子宝の霊場である、シルミチュー霊場のほかにも沖縄には、開闢伝説が各地に伝わっています。
浜比嘉島では、アマミチュー、シルミチューという男女の神様が島に降り立って、男女の神様が夫婦となり、そこから人々が増えたという、アダムとイブや、古事記のイザナミ、イザナギのような伝説が残されています。
シルミチュー霊場に上るための長い階段が産道であり、たどりつく鍾乳洞が子宮、そこにある鍾乳石が男性器、洞穴内にある壺に年に一度、石を入れるのは卵子と精子の受精を意味しているとも言われています。

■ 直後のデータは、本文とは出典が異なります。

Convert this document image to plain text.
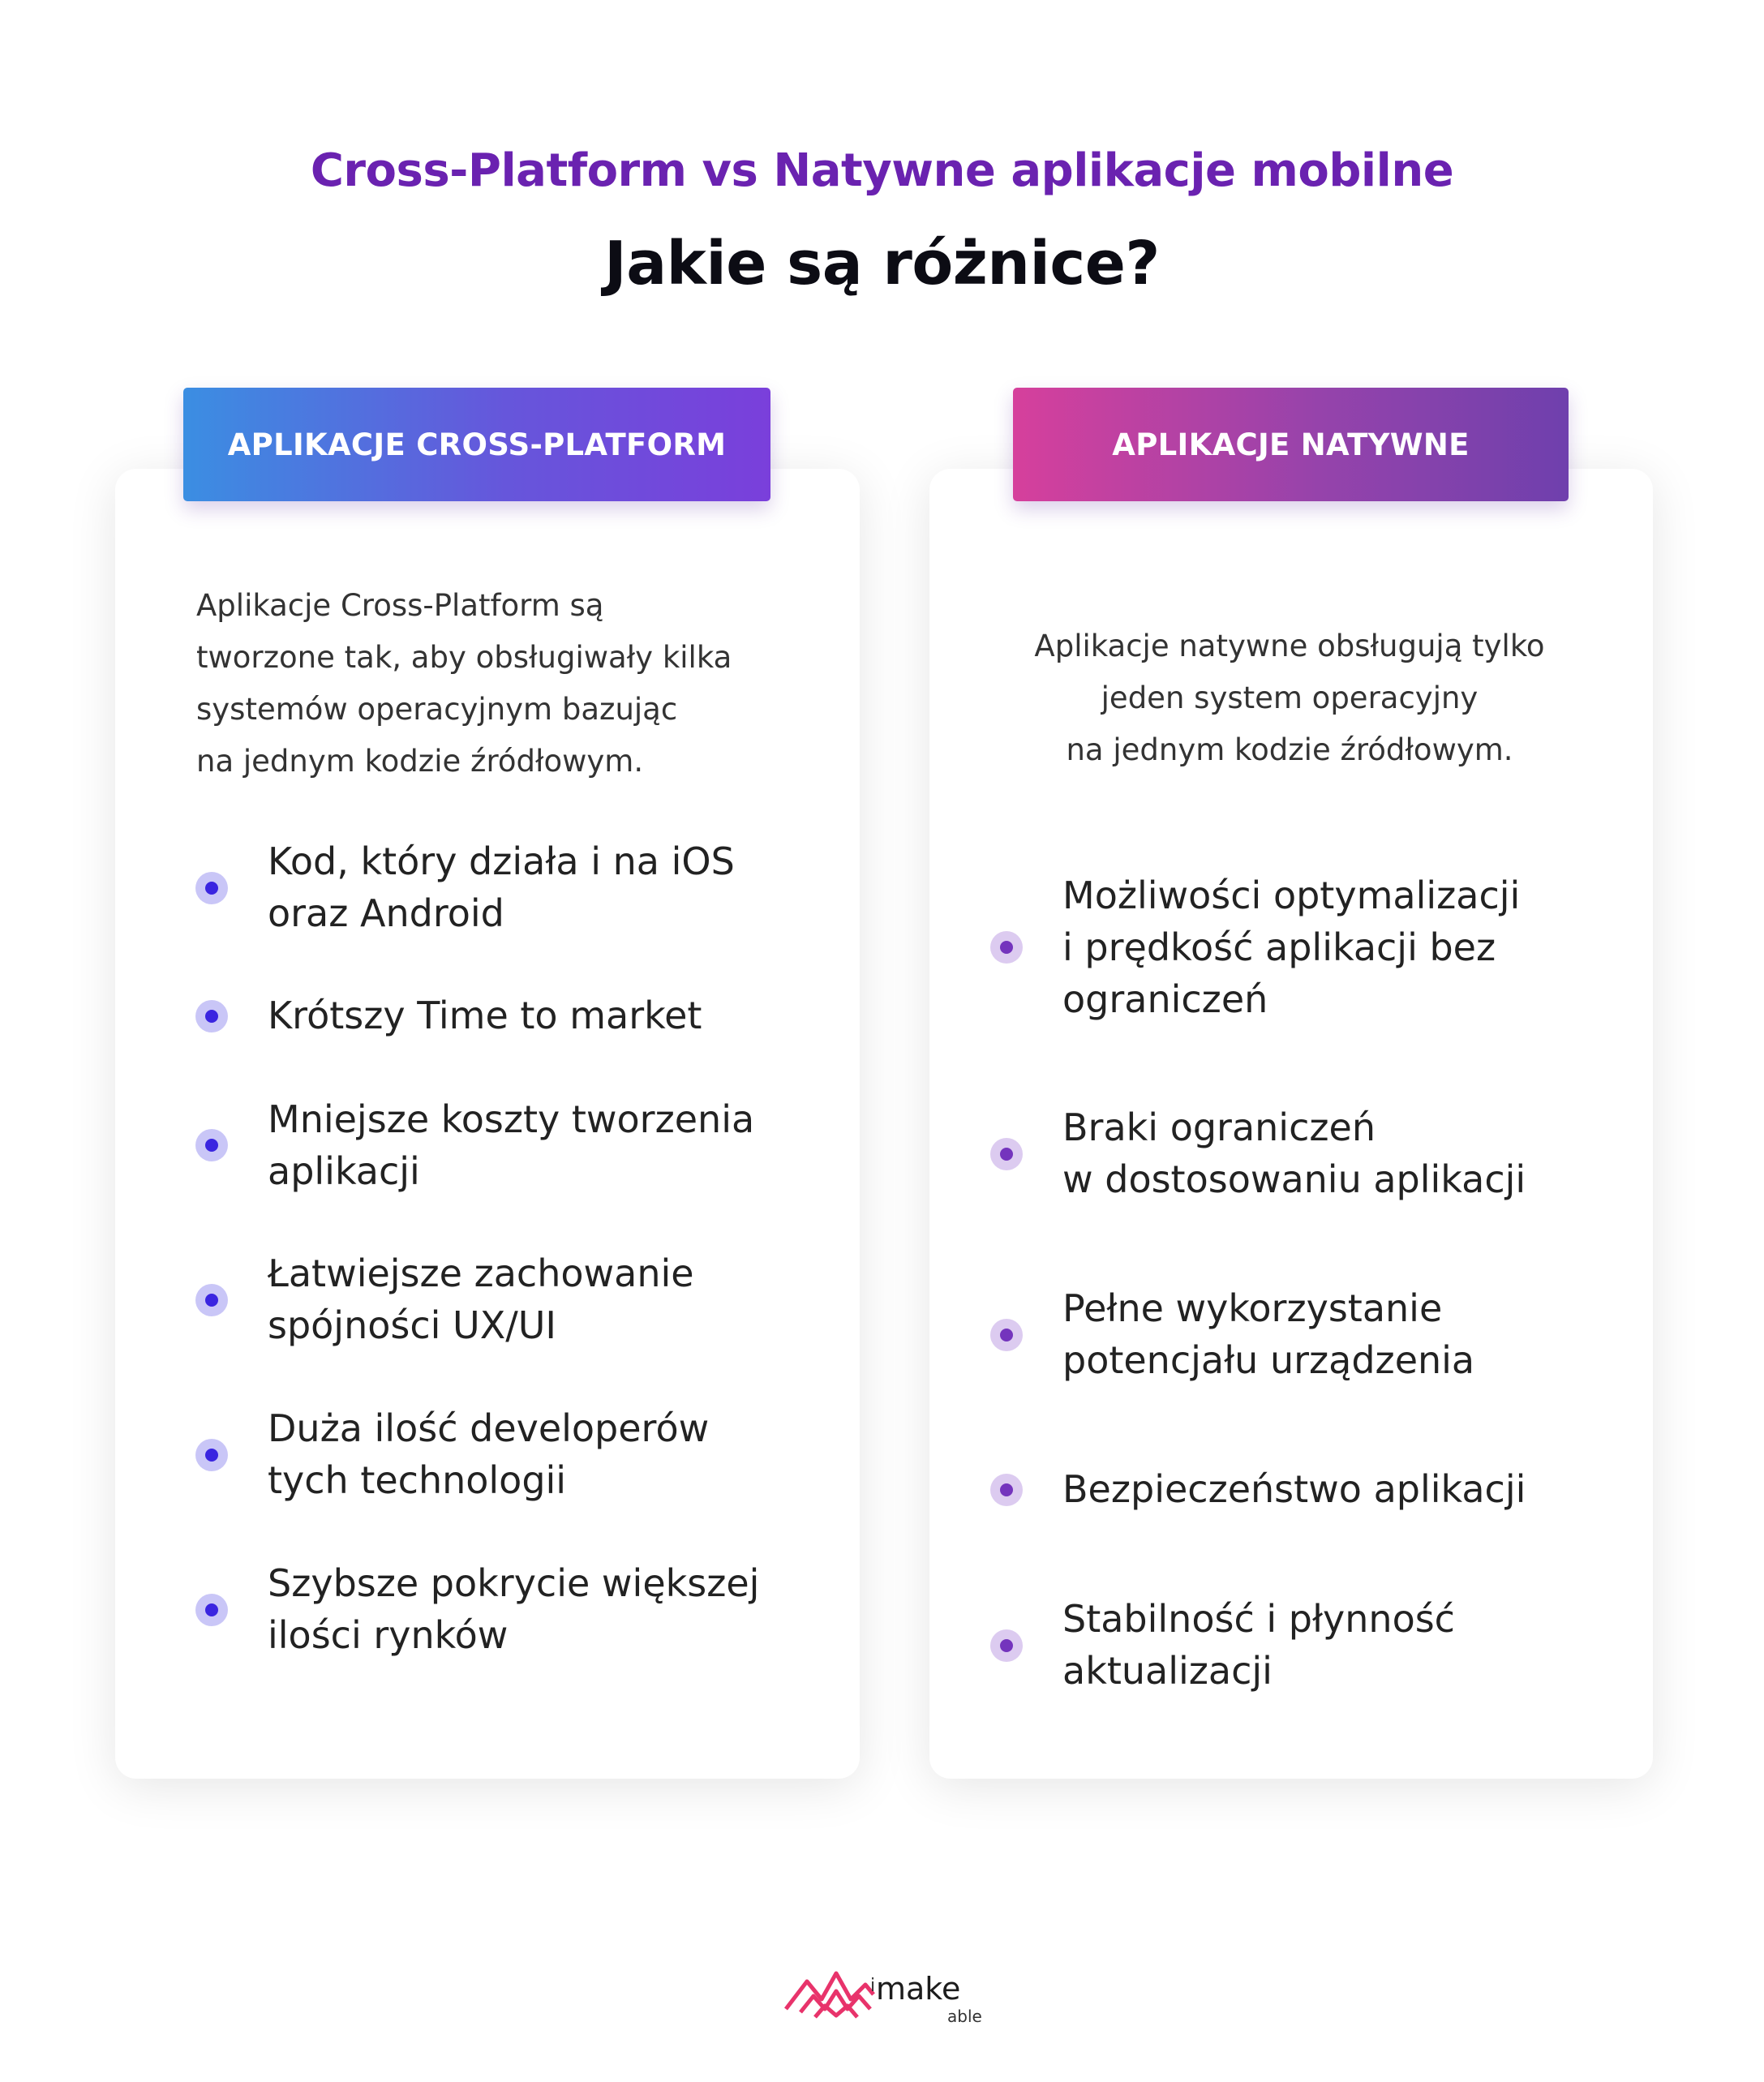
Cross-Platform vs Natywne aplikacje mobilne
Jakie są różnice?
APLIKACJE CROSS-PLATFORM	APLIKACJE NATYWNE
Aplikacje Cross-Platform są
tworzone tak, aby obsługiwały kilka
systemów operacyjnym bazując
na jednym kodzie źródłowym.
Aplikacje natywne obsługują tylko
jeden system operacyjny
na jednym kodzie źródłowym.
Kod, który działa i na iOS
oraz Android
Krótszy Time to market
Mniejsze koszty tworzenia
aplikacji
Łatwiejsze zachowanie
spójności UX/UI
Duża ilość developerów
tych technologii
Szybsze pokrycie większej
ilości rynków
Możliwości optymalizacji
i prędkość aplikacji bez
ograniczeń
Braki ograniczeń
w dostosowaniu aplikacji
Pełne wykorzystanie
potencjału urządzenia
Bezpieczeństwo aplikacji
Stabilność i płynność
aktualizacji
i make
able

口承伝承であるため、学術的ではなく、また多くの説があります。
ここでいうアマミチュー、シルミチューについても、何通りかの学説があり、2人の神様の名前という説だけではありません。現在の学説では、アマミチュー(本島ではアマミキヨと呼ばれる)は、「奄美から来た人」という意味で、個人名ではなく、日本人とかアメリカ人というような集団の固有名詞であり、一人ではなく、集団で海を渡ってきたというのが定説なっています。

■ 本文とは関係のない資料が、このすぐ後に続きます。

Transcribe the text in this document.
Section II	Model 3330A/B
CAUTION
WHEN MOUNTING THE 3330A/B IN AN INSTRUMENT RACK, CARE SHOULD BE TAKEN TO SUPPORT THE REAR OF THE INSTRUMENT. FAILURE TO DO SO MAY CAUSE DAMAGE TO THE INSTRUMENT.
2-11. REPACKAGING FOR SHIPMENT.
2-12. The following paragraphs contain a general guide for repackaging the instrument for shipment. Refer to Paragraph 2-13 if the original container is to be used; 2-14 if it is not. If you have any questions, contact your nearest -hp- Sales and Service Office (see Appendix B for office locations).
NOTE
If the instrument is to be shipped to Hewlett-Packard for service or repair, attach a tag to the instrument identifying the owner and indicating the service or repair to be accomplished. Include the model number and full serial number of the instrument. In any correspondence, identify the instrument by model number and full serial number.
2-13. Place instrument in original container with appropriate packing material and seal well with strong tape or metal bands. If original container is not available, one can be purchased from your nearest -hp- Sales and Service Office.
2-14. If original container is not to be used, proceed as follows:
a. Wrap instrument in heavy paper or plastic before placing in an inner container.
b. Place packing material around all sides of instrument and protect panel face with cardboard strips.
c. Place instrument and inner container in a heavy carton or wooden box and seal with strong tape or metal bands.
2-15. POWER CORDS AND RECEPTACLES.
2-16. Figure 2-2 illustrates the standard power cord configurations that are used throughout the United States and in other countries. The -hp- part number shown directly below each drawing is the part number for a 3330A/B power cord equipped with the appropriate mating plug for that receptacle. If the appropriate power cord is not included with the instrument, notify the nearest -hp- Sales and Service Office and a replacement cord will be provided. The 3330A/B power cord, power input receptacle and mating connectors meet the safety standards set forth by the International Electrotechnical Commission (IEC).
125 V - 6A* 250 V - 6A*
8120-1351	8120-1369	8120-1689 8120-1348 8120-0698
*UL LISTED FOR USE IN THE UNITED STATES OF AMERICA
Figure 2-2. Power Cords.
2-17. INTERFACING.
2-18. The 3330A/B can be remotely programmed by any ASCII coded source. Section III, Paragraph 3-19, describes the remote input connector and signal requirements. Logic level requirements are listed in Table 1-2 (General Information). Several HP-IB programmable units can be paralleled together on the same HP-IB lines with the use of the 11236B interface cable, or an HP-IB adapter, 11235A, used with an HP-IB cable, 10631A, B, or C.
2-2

アマミチュー(アマミキヨ)に対してのシルミチュー(本島ではシネリキヨと呼ばれる)は、学説によると、アマミキヨに対する反語であり、個人名ではないとの説もあります。
ですので、アマミチュー、シルミチューに男性神とか女性神のような性別もないというのが現在の学説の定説になっています。
学術的なところと、精神世界の基層信仰的な受け取り方、どちらにしても、琉球の始まりとして現代社会でも、沖縄の礎として、大切に崇拝されていることが分かります。
学説は少しロマンチックじゃないな…というのもあるかもしれませんね。